Though rand-denominated, these funds are 100% exposed to offshore real estate markets. So investors can profit from the performance of global Reits as well as any potential currency weakness without using their offshore allowance.
So in which countries and subsectors are SA fund managers currently stashing their cash?
Munzara says they like specialist residential funds in the US, particularly those that are exposed to standalone "single-family" homes catering to millennials and young families who no longer want to live in smaller apartments. "There’s huge growth in demand for this type of rental property in the US," he says.
Munzara also expects further demand growth in the apartment sector in Europe; self-storage in Canada, the UK and Europe; as well as logistics (warehouse and distribution centres) in Europe and Australia.
His current top stock picks are Invitation Homes, the largest single-family residential fund in the US; Goodman Group, an Australia-based logistics property owner and developer; and WDP, a pan-European logistics group.
Jones, who helps manage the Catalyst Global Real Estate Prescient Feeder Fund, SA’s best-performing global real estate unit trust fund over five years, has a bottom-up stock selection approach.
"We first look at the quality of an individual company’s underlying assets and management team, the sustainability of its earnings and strength of its balance sheet before we consider geographic or sectoral exposure," she says.
Like most other rand-denominated global property fund managers, Jones is overweight in the US, the world’s largest and most developed real estate market.
The US also offers investors the biggest variety of subsectors to choose from.
Tighter debt lending standards and increased labour and construction costs in the US mean it is harder to fund new developments.
"That keeps new supply in check which, coupled with a strong economy, is supportive of continued earnings growth among US Reits," says Jones.
But she remains wary of the UK amid ongoing Brexit uncertainty and is staying away from shopping centre owners in particular, given the UK’s tough retail operating environment.
Jones is also underweight in Japan. "Valuations of Japanese Reits are stretched," she warns.
With property sectors, Jones prefers niche residential offerings and technology-driven property stocks in the US.
She also likes funds that own nontraditional office space such as Canada’s Allied Properties Reit. The latter caters to the region’s burgeoning services, tech and media industries.
Her top picks include data storage facilities owner Equinix; Alexandria Real Estate, which rents out space to the pharmaceutical and agtech sectors; and Invitation Homes.
Elston favours the logistics, residential and data centre sectors.

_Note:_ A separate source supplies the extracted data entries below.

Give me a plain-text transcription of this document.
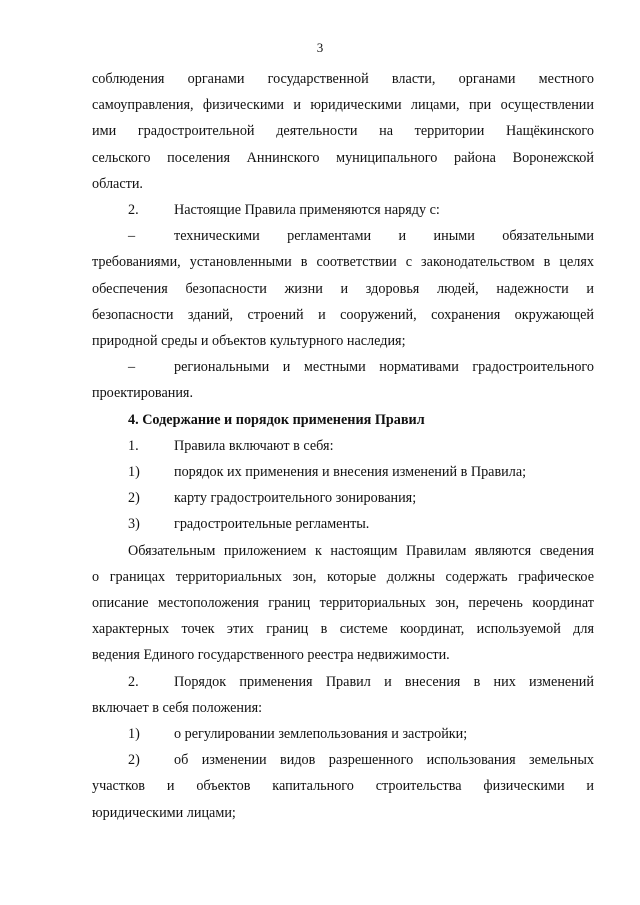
3

соблюдения органами государственной власти, органами местного

самоуправления, физическими и юридическими лицами, при осуществлении

ими градостроительной деятельности на территории Нащёкинского

сельского поселения Аннинского муниципального района Воронежской

области.

2.	Настоящие Правила применяются наряду с:
–	техническими регламентами и иными обязательными

требованиями, установленными в соответствии с законодательством в целях

обеспечения безопасности жизни и здоровья людей, надежности и

безопасности зданий, строений и сооружений, сохранения окружающей

природной среды и объектов культурного наследия;

–	региональными и местными нормативами градостроительного

проектирования.

4. Содержание и порядок применения Правил

1.	Правила включают в себя:
1)	порядок их применения и внесения изменений в Правила;
2)	карту градостроительного зонирования;
3)	градостроительные регламенты.

Обязательным приложением к настоящим Правилам являются сведения

о границах территориальных зон, которые должны содержать графическое

описание местоположения границ территориальных зон, перечень координат

характерных точек этих границ в системе координат, используемой для

ведения Единого государственного реестра недвижимости.

2.	Порядок применения Правил и внесения в них изменений

включает в себя положения:

1)	о регулировании землепользования и застройки;
2)	об изменении видов разрешенного использования земельных

участков и объектов капитального строительства физическими и

юридическими лицами;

His top picks include US-listed Prologis, one of the largest logistics players in the world; LEG Immobilien, a German residential fund; Equinix; and Americold Realty, a US-based cold storage warehouse Reit.
But like any other offshore investment, global Reits are not risk-free. Elston cautions: "Foreign currency and foreign exchange risk can be an issue, especially if the rand should strengthen substantially."